Single by Iceage featuring Sky Ferreira

from the album Beyondless
- Released: 1 March 2018
- Genre: Art punk; jazz fusion; post-punk;
- Length: 3:39
- Label: Matador
- Songwriter(s): Elias Bender Rønnenfelt
- Producer(s): Nis Bysted

Iceage featuring Sky Ferreira singles chronology
| "Catch It" (2018) | "Pain Killer" (2018) | "Take It All" (2018) |

= Pain Killer (Iceage song) =

"Pain Killer" is a single performed by Danish art punk band, Iceage. The single was the second single released on their fourth studio album, Beyondless. The track has been praised for its jazz influence, featured horns and backing percussion, and its backing guest vocals from American singer, Sky Ferreira.
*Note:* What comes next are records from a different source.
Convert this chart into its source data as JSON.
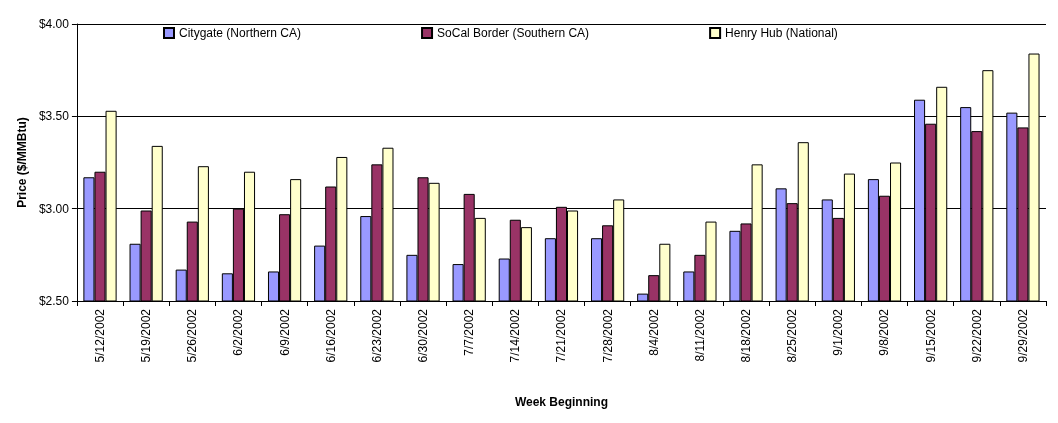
{
  "chart_data": {
    "type": "bar",
    "xlabel": "Week Beginning",
    "ylabel": "Price ($/MMBtu)",
    "categories": [
      "5/12/2002",
      "5/19/2002",
      "5/26/2002",
      "6/2/2002",
      "6/9/2002",
      "6/16/2002",
      "6/23/2002",
      "6/30/2002",
      "7/7/2002",
      "7/14/2002",
      "7/21/2002",
      "7/28/2002",
      "8/4/2002",
      "8/11/2002",
      "8/18/2002",
      "8/25/2002",
      "9/1/2002",
      "9/8/2002",
      "9/15/2002",
      "9/22/2002",
      "9/29/2002"
    ],
    "series": [
      {
        "name": "Citygate (Northern CA)",
        "color": "#9999ff",
        "values": [
          3.17,
          2.81,
          2.67,
          2.65,
          2.66,
          2.8,
          2.96,
          2.75,
          2.7,
          2.73,
          2.84,
          2.84,
          2.54,
          2.66,
          2.88,
          3.11,
          3.05,
          3.16,
          3.59,
          3.55,
          3.52
        ]
      },
      {
        "name": "SoCal Border (Southern CA)",
        "color": "#993366",
        "values": [
          3.2,
          2.99,
          2.93,
          3.0,
          2.97,
          3.12,
          3.24,
          3.17,
          3.08,
          2.94,
          3.01,
          2.91,
          2.64,
          2.75,
          2.92,
          3.03,
          2.95,
          3.07,
          3.46,
          3.42,
          3.44
        ]
      },
      {
        "name": "Henry Hub (National)",
        "color": "#ffffcc",
        "values": [
          3.53,
          3.34,
          3.23,
          3.2,
          3.16,
          3.28,
          3.33,
          3.14,
          2.95,
          2.9,
          2.99,
          3.05,
          2.81,
          2.93,
          3.24,
          3.36,
          3.19,
          3.25,
          3.66,
          3.75,
          3.84
        ]
      }
    ],
    "ylim": [
      2.5,
      4
    ],
    "yticks": [
      {
        "value": 2.5,
        "label": "$2.50"
      },
      {
        "value": 3,
        "label": "$3.00"
      },
      {
        "value": 3.5,
        "label": "$3.50"
      },
      {
        "value": 4,
        "label": "$4.00"
      }
    ],
    "grid": "y",
    "legend": "top"
  }
}
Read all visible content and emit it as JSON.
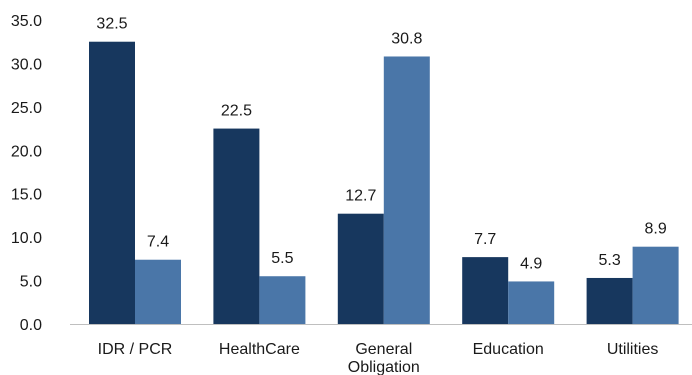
{
  "chart_data": {
    "type": "bar",
    "title": "",
    "xlabel": "",
    "ylabel": "",
    "ylim": [
      0,
      35
    ],
    "yticks": [
      0,
      5,
      10,
      15,
      20,
      25,
      30,
      35
    ],
    "ytick_labels": [
      "0.0",
      "5.0",
      "10.0",
      "15.0",
      "20.0",
      "25.0",
      "30.0",
      "35.0"
    ],
    "grid": false,
    "legend": "none",
    "categories": [
      [
        "IDR / PCR"
      ],
      [
        "HealthCare"
      ],
      [
        "General",
        "Obligation"
      ],
      [
        "Education"
      ],
      [
        "Utilities"
      ]
    ],
    "series": [
      {
        "color": "#17375e",
        "values": [
          32.5,
          22.5,
          12.7,
          7.7,
          5.3
        ],
        "labels": [
          "32.5",
          "22.5",
          "12.7",
          "7.7",
          "5.3"
        ]
      },
      {
        "color": "#4a76a8",
        "values": [
          7.4,
          5.5,
          30.8,
          4.9,
          8.9
        ],
        "labels": [
          "7.4",
          "5.5",
          "30.8",
          "4.9",
          "8.9"
        ]
      }
    ]
  }
}
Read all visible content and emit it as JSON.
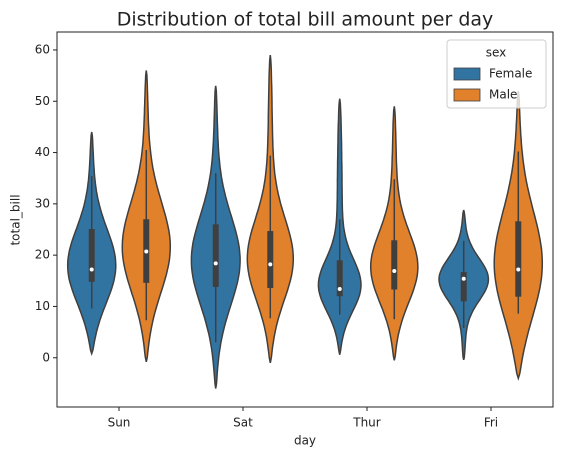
{
  "chart_data": {
    "type": "violin",
    "title": "Distribution of total bill amount per day",
    "x_label": "day",
    "y_label": "total_bill",
    "categories": [
      "Sun",
      "Sat",
      "Thur",
      "Fri"
    ],
    "legend_title": "sex",
    "legend_position": "upper right",
    "ylim": [
      -9.6,
      63.5
    ],
    "yticks": [
      0,
      10,
      20,
      30,
      40,
      50,
      60
    ],
    "grid": false,
    "series": [
      {
        "name": "Female",
        "color": "#3274a1",
        "low": [
          0.8,
          -6,
          0.6,
          -0.4
        ],
        "high": [
          44,
          53,
          50.5,
          28.8
        ],
        "whisker_low": [
          9.6,
          3,
          8.4,
          5.8
        ],
        "q1": [
          14.8,
          13.8,
          12,
          11
        ],
        "median": [
          17.2,
          18.4,
          13.4,
          15.4
        ],
        "q3": [
          25.1,
          26,
          19,
          16.7
        ],
        "whisker_high": [
          35.4,
          36,
          27,
          22.8
        ]
      },
      {
        "name": "Male",
        "color": "#e1812c",
        "low": [
          -0.8,
          -1,
          -0.5,
          -4
        ],
        "high": [
          56,
          59,
          49,
          52
        ],
        "whisker_low": [
          7.3,
          7.7,
          7.5,
          8.6
        ],
        "q1": [
          14.6,
          13.6,
          13.3,
          11.9
        ],
        "median": [
          20.7,
          18.2,
          16.9,
          17.2
        ],
        "q3": [
          27,
          24.7,
          22.9,
          26.6
        ],
        "whisker_high": [
          40.5,
          39.4,
          34.8,
          40.2
        ]
      }
    ]
  }
}
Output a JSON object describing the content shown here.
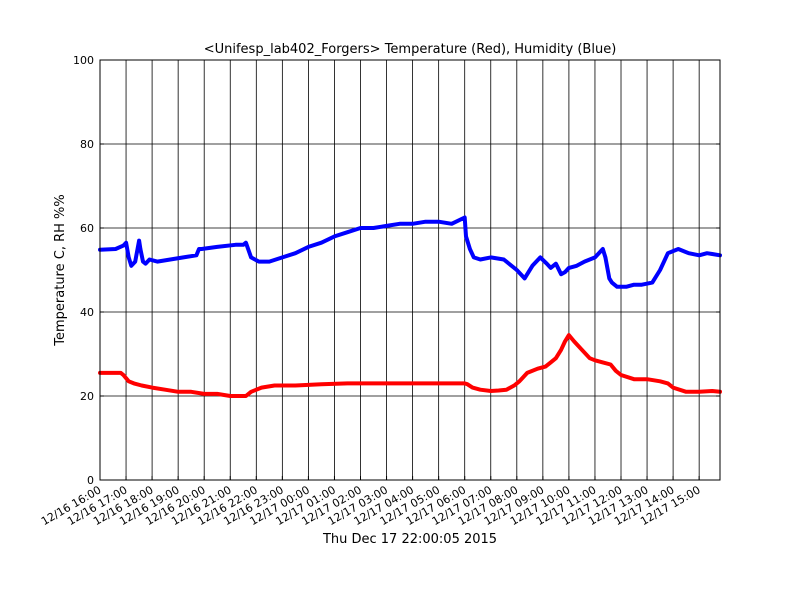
{
  "chart_data": {
    "type": "line",
    "title": "<Unifesp_lab402_Forgers> Temperature (Red), Humidity (Blue)",
    "xlabel": "Thu Dec 17 22:00:05 2015",
    "ylabel": "Temperature C, RH %%",
    "xlim_hours": [
      0,
      23.8
    ],
    "ylim": [
      0,
      100
    ],
    "yticks": [
      0,
      20,
      40,
      60,
      80,
      100
    ],
    "xticks": [
      "12/16 16:00",
      "12/16 17:00",
      "12/16 18:00",
      "12/16 19:00",
      "12/16 20:00",
      "12/16 21:00",
      "12/16 22:00",
      "12/16 23:00",
      "12/17 00:00",
      "12/17 01:00",
      "12/17 02:00",
      "12/17 03:00",
      "12/17 04:00",
      "12/17 05:00",
      "12/17 06:00",
      "12/17 07:00",
      "12/17 08:00",
      "12/17 09:00",
      "12/17 10:00",
      "12/17 11:00",
      "12/17 12:00",
      "12/17 13:00",
      "12/17 14:00",
      "12/17 15:00"
    ],
    "grid": true,
    "series": [
      {
        "color": "#0000ff",
        "x": [
          0,
          0.6,
          0.9,
          1.0,
          1.1,
          1.2,
          1.35,
          1.5,
          1.55,
          1.65,
          1.75,
          1.9,
          2.2,
          2.7,
          3.2,
          3.7,
          3.8,
          3.9,
          4.5,
          5.2,
          5.5,
          5.6,
          5.8,
          6.1,
          6.5,
          7.0,
          7.5,
          8.0,
          8.5,
          9.0,
          9.5,
          10.0,
          10.5,
          11.0,
          11.5,
          12.0,
          12.5,
          13.0,
          13.5,
          14.0,
          14.05,
          14.2,
          14.35,
          14.6,
          15.0,
          15.5,
          16.0,
          16.3,
          16.6,
          16.9,
          17.15,
          17.3,
          17.5,
          17.7,
          17.85,
          18.0,
          18.3,
          18.6,
          19.0,
          19.3,
          19.4,
          19.55,
          19.65,
          19.85,
          20.2,
          20.5,
          20.8,
          21.2,
          21.5,
          21.8,
          22.2,
          22.6,
          23.0,
          23.3,
          23.5,
          23.8
        ],
        "y": [
          54.8,
          55,
          55.8,
          56.5,
          53,
          51,
          52,
          57,
          55,
          52,
          51.5,
          52.5,
          52,
          52.5,
          53,
          53.5,
          55,
          55,
          55.5,
          56,
          56,
          56.5,
          53,
          52,
          52,
          53,
          54,
          55.5,
          56.5,
          58,
          59,
          60,
          60,
          60.5,
          61,
          61,
          61.5,
          61.5,
          61,
          62.5,
          58,
          55,
          53,
          52.5,
          53,
          52.5,
          50,
          48,
          51,
          53,
          51.5,
          50.5,
          51.5,
          49,
          49.5,
          50.5,
          51,
          52,
          53,
          55,
          53,
          48,
          47,
          46,
          46,
          46.5,
          46.5,
          47,
          50,
          54,
          55,
          54,
          53.5,
          54,
          53.8,
          53.5
        ]
      },
      {
        "color": "#ff0000",
        "x": [
          0,
          0.8,
          0.9,
          1.1,
          1.3,
          1.6,
          2.0,
          2.5,
          3.0,
          3.5,
          4.0,
          4.5,
          5.0,
          5.5,
          5.6,
          5.8,
          6.2,
          6.7,
          7.5,
          8.5,
          9.5,
          10.5,
          11.5,
          12.5,
          13.5,
          14.0,
          14.1,
          14.3,
          14.6,
          15.0,
          15.3,
          15.6,
          15.9,
          16.1,
          16.4,
          16.8,
          17.1,
          17.3,
          17.5,
          17.7,
          17.85,
          18.0,
          18.2,
          18.5,
          18.8,
          19.0,
          19.3,
          19.6,
          19.8,
          20.0,
          20.5,
          21.0,
          21.5,
          21.8,
          22.0,
          22.5,
          23.0,
          23.5,
          23.8
        ],
        "y": [
          25.5,
          25.5,
          25,
          23.5,
          23,
          22.5,
          22,
          21.5,
          21,
          21,
          20.5,
          20.5,
          20,
          20,
          20,
          21,
          22,
          22.5,
          22.5,
          22.8,
          23,
          23,
          23,
          23,
          23,
          23,
          22.8,
          22,
          21.5,
          21.2,
          21.3,
          21.5,
          22.5,
          23.5,
          25.5,
          26.5,
          27,
          28,
          29,
          31,
          33,
          34.5,
          33,
          31,
          29,
          28.5,
          28,
          27.5,
          26,
          25,
          24,
          24,
          23.5,
          23,
          22,
          21,
          21,
          21.2,
          21
        ]
      }
    ]
  }
}
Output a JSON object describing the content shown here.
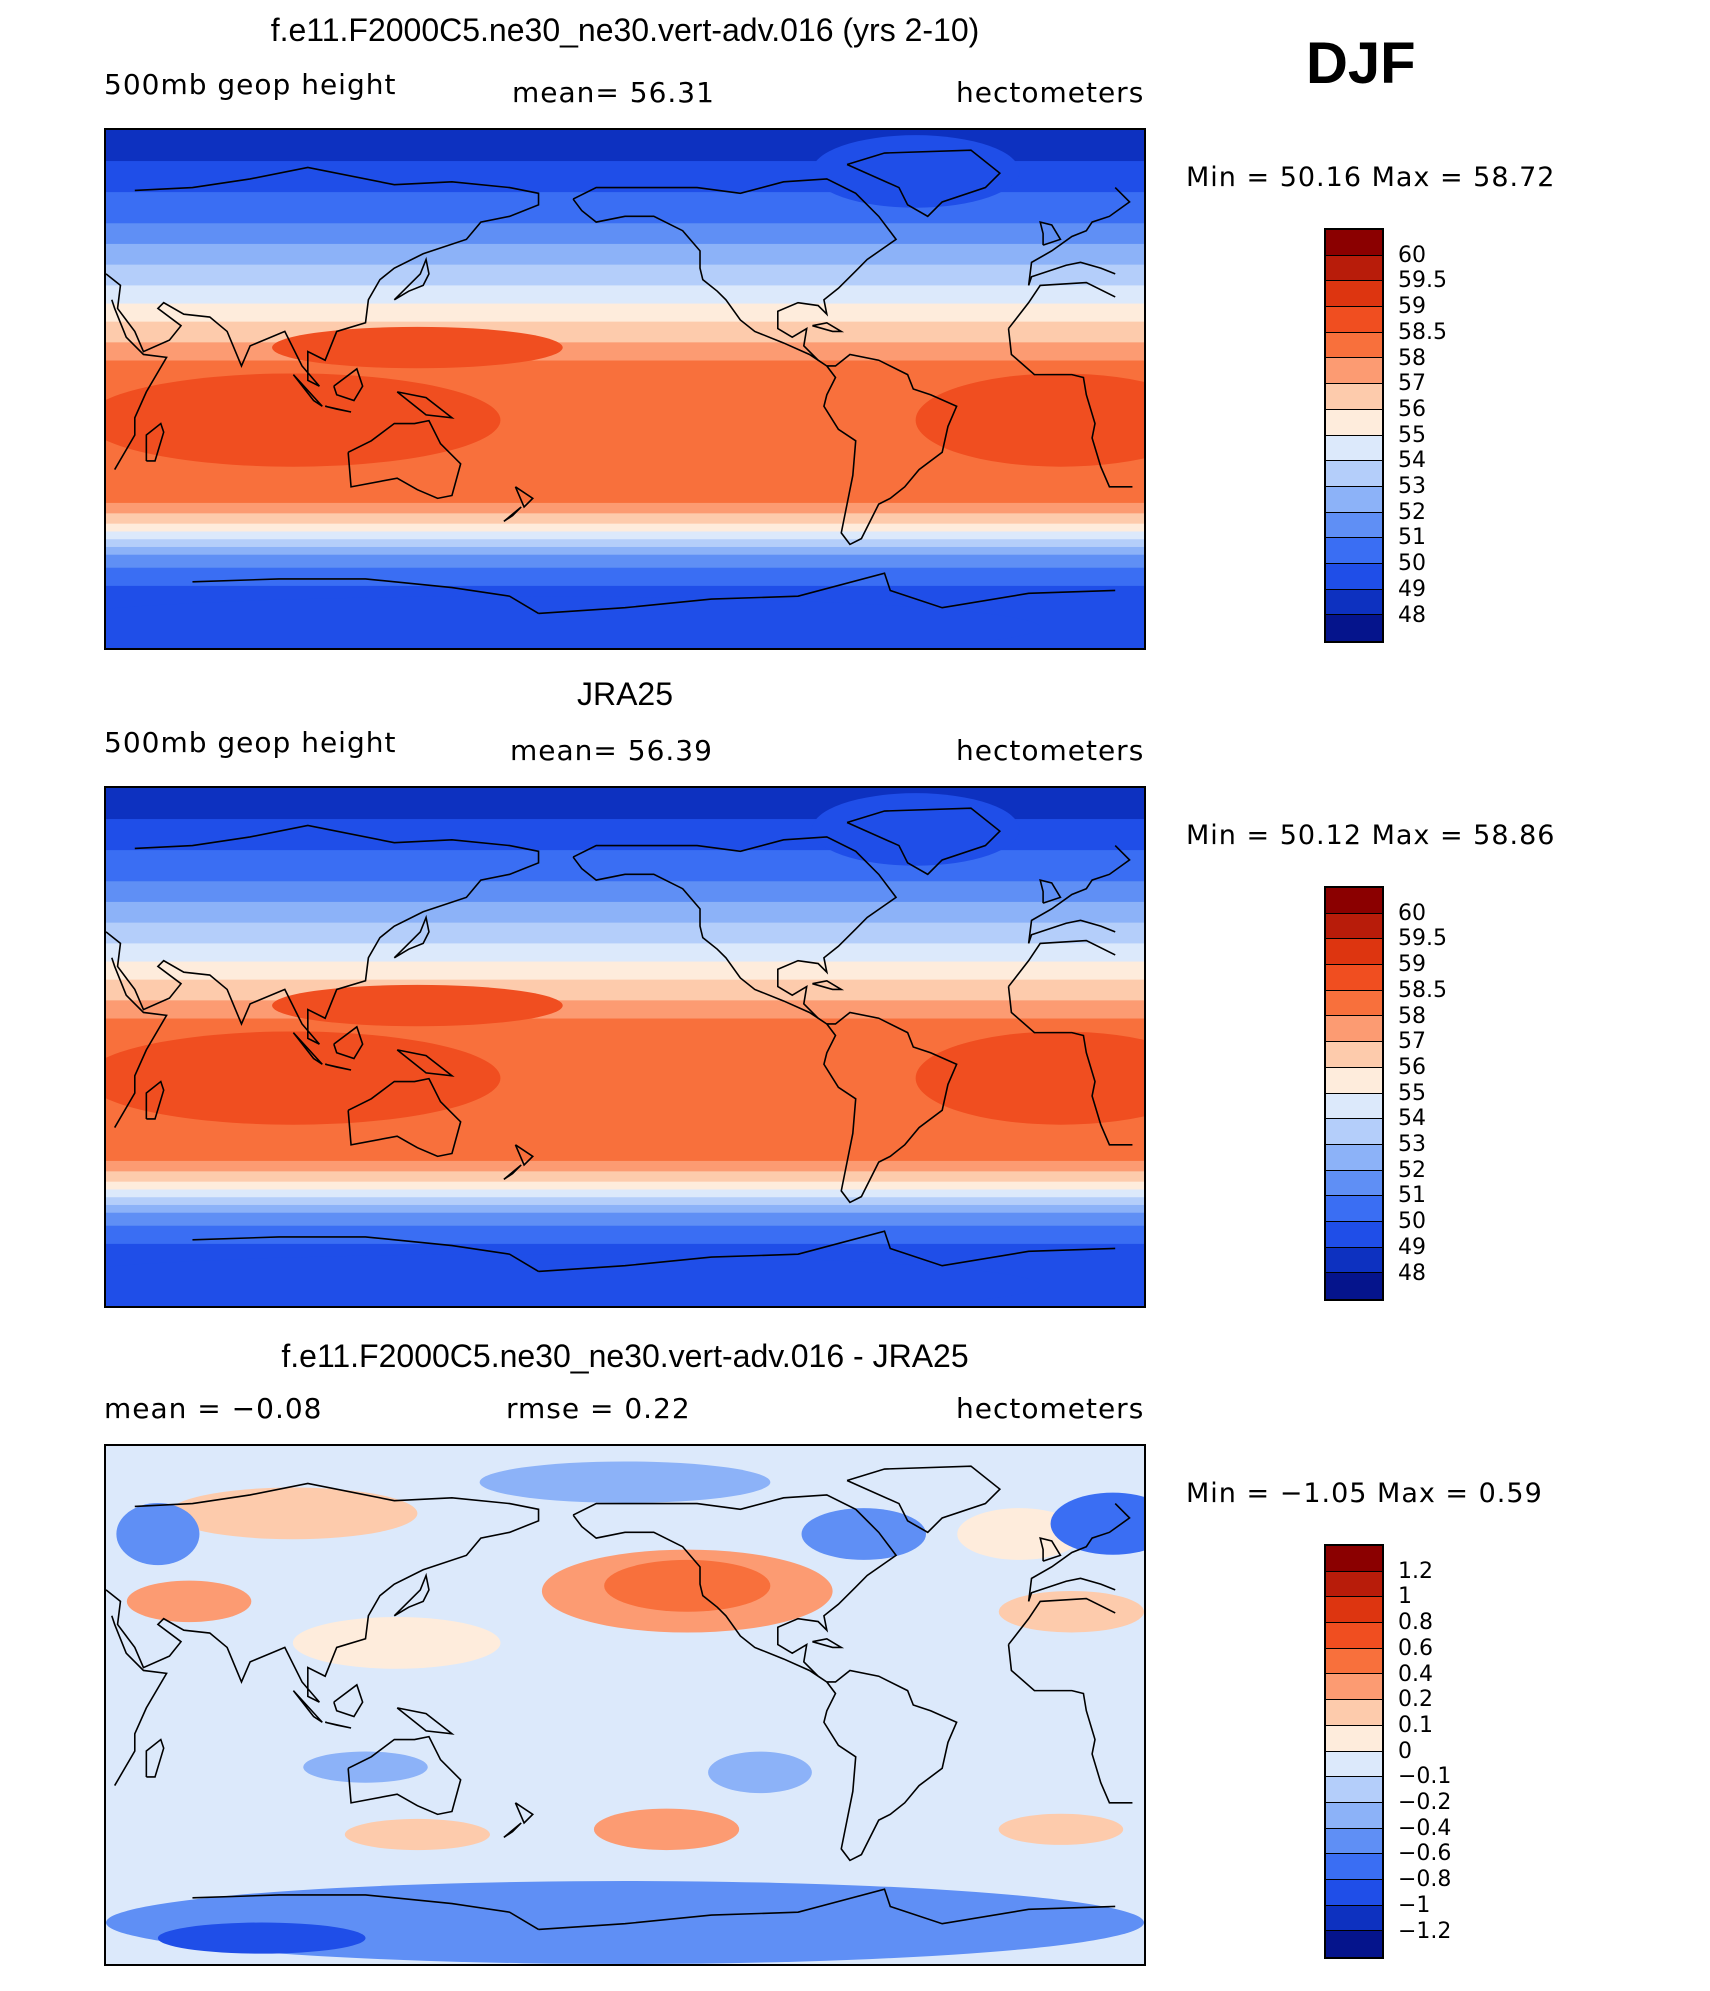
{
  "header": {
    "season": "DJF"
  },
  "panels": [
    {
      "id": "model",
      "title": "f.e11.F2000C5.ne30_ne30.vert-adv.016 (yrs 2-10)",
      "left_label": "500mb geop height",
      "center_label": "mean=   56.31",
      "right_label": "hectometers",
      "minmax": "Min =    50.16  Max =    58.72",
      "colorbar": {
        "labels": [
          "60",
          "59.5",
          "59",
          "58.5",
          "58",
          "57",
          "56",
          "55",
          "54",
          "53",
          "52",
          "51",
          "50",
          "49",
          "48"
        ],
        "colors": [
          "#8b0000",
          "#b81c0a",
          "#dd3510",
          "#f04e20",
          "#f8703c",
          "#fc9b72",
          "#fdcbac",
          "#feecdc",
          "#dce9fb",
          "#b4cefa",
          "#8cb2f8",
          "#5f8ff5",
          "#3a6ef3",
          "#1f4ee8",
          "#0d31c0",
          "#05148c"
        ]
      },
      "field": "full"
    },
    {
      "id": "obs",
      "title": "JRA25",
      "left_label": "500mb geop height",
      "center_label": "mean=   56.39",
      "right_label": "hectometers",
      "minmax": "Min =    50.12  Max =    58.86",
      "colorbar": {
        "labels": [
          "60",
          "59.5",
          "59",
          "58.5",
          "58",
          "57",
          "56",
          "55",
          "54",
          "53",
          "52",
          "51",
          "50",
          "49",
          "48"
        ],
        "colors": [
          "#8b0000",
          "#b81c0a",
          "#dd3510",
          "#f04e20",
          "#f8703c",
          "#fc9b72",
          "#fdcbac",
          "#feecdc",
          "#dce9fb",
          "#b4cefa",
          "#8cb2f8",
          "#5f8ff5",
          "#3a6ef3",
          "#1f4ee8",
          "#0d31c0",
          "#05148c"
        ]
      },
      "field": "full"
    },
    {
      "id": "diff",
      "title": "f.e11.F2000C5.ne30_ne30.vert-adv.016 - JRA25",
      "left_label": "mean =   −0.08",
      "center_label": "rmse =    0.22",
      "right_label": "hectometers",
      "minmax": "Min =   −1.05  Max =     0.59",
      "colorbar": {
        "labels": [
          "1.2",
          "1",
          "0.8",
          "0.6",
          "0.4",
          "0.2",
          "0.1",
          "0",
          "−0.1",
          "−0.2",
          "−0.4",
          "−0.6",
          "−0.8",
          "−1",
          "−1.2"
        ],
        "colors": [
          "#8b0000",
          "#b81c0a",
          "#dd3510",
          "#f04e20",
          "#f8703c",
          "#fc9b72",
          "#fdcbac",
          "#feecdc",
          "#dce9fb",
          "#b4cefa",
          "#8cb2f8",
          "#5f8ff5",
          "#3a6ef3",
          "#1f4ee8",
          "#0d31c0",
          "#05148c"
        ]
      },
      "field": "diff"
    }
  ]
}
The single was released on the band's YouTube on 1 March 2018.

==Music video==
The song was the only single not to include a music video. Instead the album artwork for Beyondless was released, and the audio was released on YouTube.

== Critical reception ==
The track received widespread acclaim from contemporary music critics. John Norris of Billboard described the track as a "driving standout" on the album, and the music as "Tusk-worthy fanfare of horns". Norris overall described the song as a bold move from the band. Evan Rytlewski of Pitchfork called the horns and jazz influence of the song "splashy", and felt their performance was bombastic. Rytlewski felt the track allows Iceage "let their pheromones fly, flaunting their seductive new sound like it’s a brand new sports car". In a more mixed review, Stereogum's Gabriela Tully Claymore felt the song was a bit drawn out, but that Sky Ferreira's vocals were a welcome addition.